The ones I can do are now all committed. @juanmatacambridge I have flagged ~6~ 7 in this ticket where it would be useful to see if you can see riboseq signal @snezhkaoliferenko I am struggling with FAS beta. Can we take a look at that next week?

snezhkaoliferenko commented 3 years ago

@ValWood sure thank you

juanmatacambridge commented 3 years ago

Hi, I’m going away to Spain and won’t have time to do them all before going. Just one… 03764 is interesting: single translated ORF from 1,823,068 to 1,824,156. I can see the annotated intron spliced out in only two reads, but dozens of reads map to the intron – so it should be annotated as single CDS without the intron. Then translation between 1,824,156 until 1,824,464. The two genes just overlap – there must be a mutation that changes the frame between the two ORFs Quite weird structure – how does it look in other Schizos? Best Juan

ValWood commented 3 years ago

because sometimes the minor isoform is the functional isoform (apn1 in pombe).... or it could be a retained intron, anyway the product makes it clear that this needs investigating further, and I will add "warnings" once we have these available.
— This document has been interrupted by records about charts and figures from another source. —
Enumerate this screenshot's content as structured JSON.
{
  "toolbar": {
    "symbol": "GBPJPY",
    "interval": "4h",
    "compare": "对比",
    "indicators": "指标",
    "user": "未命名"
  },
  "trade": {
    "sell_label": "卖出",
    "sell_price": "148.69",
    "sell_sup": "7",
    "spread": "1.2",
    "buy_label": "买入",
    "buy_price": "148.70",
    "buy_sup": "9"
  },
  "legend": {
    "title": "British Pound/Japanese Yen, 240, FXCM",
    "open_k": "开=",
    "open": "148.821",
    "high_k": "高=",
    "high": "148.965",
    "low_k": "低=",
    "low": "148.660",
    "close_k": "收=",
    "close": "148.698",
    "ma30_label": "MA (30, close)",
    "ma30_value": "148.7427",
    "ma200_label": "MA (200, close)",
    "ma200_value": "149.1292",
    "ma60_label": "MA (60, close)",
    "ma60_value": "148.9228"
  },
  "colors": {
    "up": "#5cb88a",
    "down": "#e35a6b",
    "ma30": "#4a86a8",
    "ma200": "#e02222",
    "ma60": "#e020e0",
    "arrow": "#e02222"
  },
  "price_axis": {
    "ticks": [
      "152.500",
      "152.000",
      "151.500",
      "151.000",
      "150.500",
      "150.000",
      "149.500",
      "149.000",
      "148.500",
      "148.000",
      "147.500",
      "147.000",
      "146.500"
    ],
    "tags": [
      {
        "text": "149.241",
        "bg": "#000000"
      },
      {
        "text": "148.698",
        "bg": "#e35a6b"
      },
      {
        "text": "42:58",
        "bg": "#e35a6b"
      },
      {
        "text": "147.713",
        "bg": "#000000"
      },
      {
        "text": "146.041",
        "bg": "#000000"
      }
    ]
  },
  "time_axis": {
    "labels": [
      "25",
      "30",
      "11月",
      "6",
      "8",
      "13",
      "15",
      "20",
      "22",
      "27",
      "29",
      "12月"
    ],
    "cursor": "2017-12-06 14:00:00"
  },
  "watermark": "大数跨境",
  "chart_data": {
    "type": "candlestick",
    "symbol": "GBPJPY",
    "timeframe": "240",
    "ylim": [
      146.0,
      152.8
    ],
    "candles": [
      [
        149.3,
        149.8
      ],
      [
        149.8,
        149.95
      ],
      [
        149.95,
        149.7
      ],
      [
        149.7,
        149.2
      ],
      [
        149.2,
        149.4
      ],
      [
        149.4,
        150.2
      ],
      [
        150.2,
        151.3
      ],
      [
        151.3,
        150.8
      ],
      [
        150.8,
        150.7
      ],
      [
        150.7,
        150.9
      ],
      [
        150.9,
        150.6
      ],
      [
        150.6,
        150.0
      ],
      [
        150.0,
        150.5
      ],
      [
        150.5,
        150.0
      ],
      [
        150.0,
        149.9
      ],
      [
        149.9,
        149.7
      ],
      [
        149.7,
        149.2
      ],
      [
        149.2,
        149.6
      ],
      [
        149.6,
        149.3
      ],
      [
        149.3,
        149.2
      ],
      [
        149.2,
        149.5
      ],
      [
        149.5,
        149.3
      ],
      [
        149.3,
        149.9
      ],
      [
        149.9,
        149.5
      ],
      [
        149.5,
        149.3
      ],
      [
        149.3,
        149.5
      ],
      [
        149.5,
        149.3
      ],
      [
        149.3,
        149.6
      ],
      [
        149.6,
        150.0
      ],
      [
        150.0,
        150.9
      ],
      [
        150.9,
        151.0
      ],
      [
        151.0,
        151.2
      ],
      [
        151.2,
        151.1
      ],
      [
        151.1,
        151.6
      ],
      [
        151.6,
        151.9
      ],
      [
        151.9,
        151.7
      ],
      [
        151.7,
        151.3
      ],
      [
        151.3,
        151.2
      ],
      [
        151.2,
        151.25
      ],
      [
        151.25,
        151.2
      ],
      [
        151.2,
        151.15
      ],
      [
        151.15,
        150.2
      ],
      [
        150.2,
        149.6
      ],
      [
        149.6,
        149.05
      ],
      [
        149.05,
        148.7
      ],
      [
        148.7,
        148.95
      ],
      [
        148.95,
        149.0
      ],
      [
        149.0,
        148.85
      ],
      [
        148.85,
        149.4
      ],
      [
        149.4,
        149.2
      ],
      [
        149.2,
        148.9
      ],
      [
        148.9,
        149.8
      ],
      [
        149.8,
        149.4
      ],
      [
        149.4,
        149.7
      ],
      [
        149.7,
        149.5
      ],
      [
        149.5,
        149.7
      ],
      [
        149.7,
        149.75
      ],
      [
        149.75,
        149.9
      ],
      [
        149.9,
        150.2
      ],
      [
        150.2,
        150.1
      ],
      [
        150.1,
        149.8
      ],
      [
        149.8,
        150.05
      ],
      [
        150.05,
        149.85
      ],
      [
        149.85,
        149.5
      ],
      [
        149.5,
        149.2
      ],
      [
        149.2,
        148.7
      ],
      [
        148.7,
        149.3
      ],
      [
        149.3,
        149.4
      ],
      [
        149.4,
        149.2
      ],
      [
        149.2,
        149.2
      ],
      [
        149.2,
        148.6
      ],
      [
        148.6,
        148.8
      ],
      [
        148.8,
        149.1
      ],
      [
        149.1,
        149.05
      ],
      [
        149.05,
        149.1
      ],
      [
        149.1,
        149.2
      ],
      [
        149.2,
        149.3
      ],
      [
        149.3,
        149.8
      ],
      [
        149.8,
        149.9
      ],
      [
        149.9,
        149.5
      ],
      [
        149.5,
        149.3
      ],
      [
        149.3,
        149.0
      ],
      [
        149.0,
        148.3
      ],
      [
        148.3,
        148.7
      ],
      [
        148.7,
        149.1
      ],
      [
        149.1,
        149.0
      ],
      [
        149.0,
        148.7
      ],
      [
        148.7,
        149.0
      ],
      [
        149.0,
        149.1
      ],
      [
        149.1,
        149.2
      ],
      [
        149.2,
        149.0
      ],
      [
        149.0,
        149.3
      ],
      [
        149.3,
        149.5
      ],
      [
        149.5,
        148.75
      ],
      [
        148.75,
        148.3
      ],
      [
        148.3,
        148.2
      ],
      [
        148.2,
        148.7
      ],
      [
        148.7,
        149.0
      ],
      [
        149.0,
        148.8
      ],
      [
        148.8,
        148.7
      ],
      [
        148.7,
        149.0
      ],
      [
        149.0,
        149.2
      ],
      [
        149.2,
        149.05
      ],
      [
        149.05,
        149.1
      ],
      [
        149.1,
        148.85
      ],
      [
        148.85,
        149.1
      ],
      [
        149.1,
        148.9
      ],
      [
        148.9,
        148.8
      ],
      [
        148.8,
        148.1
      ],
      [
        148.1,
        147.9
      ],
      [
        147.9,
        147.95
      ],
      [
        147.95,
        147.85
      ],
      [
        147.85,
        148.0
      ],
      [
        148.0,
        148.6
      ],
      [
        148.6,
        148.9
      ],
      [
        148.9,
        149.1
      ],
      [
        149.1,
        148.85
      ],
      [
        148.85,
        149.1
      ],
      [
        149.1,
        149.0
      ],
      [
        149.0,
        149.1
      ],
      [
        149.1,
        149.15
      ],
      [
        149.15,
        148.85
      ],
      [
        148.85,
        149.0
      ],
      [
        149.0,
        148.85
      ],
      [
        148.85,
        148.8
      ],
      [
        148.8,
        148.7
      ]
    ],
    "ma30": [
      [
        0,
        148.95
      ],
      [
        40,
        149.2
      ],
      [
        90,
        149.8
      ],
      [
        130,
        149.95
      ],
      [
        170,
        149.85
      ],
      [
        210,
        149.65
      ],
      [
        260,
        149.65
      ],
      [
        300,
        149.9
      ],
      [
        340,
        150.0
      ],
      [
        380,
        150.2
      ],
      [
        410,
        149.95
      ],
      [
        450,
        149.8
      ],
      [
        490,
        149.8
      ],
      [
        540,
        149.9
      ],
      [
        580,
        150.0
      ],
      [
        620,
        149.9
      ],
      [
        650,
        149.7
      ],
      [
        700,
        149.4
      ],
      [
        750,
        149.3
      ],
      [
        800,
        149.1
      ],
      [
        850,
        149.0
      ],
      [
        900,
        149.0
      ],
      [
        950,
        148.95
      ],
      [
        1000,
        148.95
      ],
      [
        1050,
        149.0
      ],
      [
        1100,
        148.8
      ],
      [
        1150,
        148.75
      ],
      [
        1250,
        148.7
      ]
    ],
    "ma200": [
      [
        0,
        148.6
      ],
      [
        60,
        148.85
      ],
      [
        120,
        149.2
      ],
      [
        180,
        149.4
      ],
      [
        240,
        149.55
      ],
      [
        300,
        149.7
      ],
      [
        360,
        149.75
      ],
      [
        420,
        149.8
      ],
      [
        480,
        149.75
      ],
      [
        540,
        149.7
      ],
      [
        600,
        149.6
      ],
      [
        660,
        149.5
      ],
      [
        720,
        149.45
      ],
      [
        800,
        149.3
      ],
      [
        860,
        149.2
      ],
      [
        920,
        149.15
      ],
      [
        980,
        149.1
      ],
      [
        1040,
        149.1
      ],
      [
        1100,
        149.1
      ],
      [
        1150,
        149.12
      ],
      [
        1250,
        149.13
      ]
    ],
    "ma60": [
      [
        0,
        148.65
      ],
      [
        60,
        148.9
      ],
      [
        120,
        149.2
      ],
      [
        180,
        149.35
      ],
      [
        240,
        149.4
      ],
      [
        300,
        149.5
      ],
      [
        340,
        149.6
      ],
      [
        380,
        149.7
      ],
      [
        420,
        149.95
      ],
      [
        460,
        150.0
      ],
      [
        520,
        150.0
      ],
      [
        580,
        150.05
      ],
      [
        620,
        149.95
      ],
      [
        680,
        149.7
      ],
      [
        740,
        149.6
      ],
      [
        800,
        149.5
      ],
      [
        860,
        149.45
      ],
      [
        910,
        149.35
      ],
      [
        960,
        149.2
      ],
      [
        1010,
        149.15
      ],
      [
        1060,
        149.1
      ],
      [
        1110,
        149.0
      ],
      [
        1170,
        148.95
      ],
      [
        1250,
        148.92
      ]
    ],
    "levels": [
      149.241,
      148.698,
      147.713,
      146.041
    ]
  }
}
[main 9ed759c] alg10 1 file changed, 1 insertion(+)

ValWood commented 3 years ago

tam13 is strange, see https://github.com/pombase/curation/issues/3069

juanmatacambridge commented 3 years ago

[1] Mug147 and tam13 are clearly distinct in S. pombe.

[2] SJAG_00388 is very weird. There is no evidence of translation on the annotated strand, but there is very strong translation in the complement.

The coordinates of the translated gene are complement 3,445,140 to 3,445,242. There must be a sequencing errors or an unannotated intron, as the frame changes half way through the protein.

It’s a microprotein, but the signal is very strong and clear. I can’t find it in pombe by blast!

Juan

PS. If you want to have the ribosome profiling of japonicus let me know, it can be very useful (or puzzling)…

ValWood commented 3 years ago

[2] above OK thanks, I have annotated SJAG_00388 as "dubious, no evidence for translation on annotated strand" I won't annotate the frameshifted microprotein as it is only 33 AA and likely a uORF for SJAG_00389 I left this as a misc_feature for future reference

ValWood commented 3 years ago

@juanmatacambridge don't worry about the others. We have all that we are doing for the paper, and have made good improvements. The rest is a 'work in progress' and can be handled by future work from the japonicus community.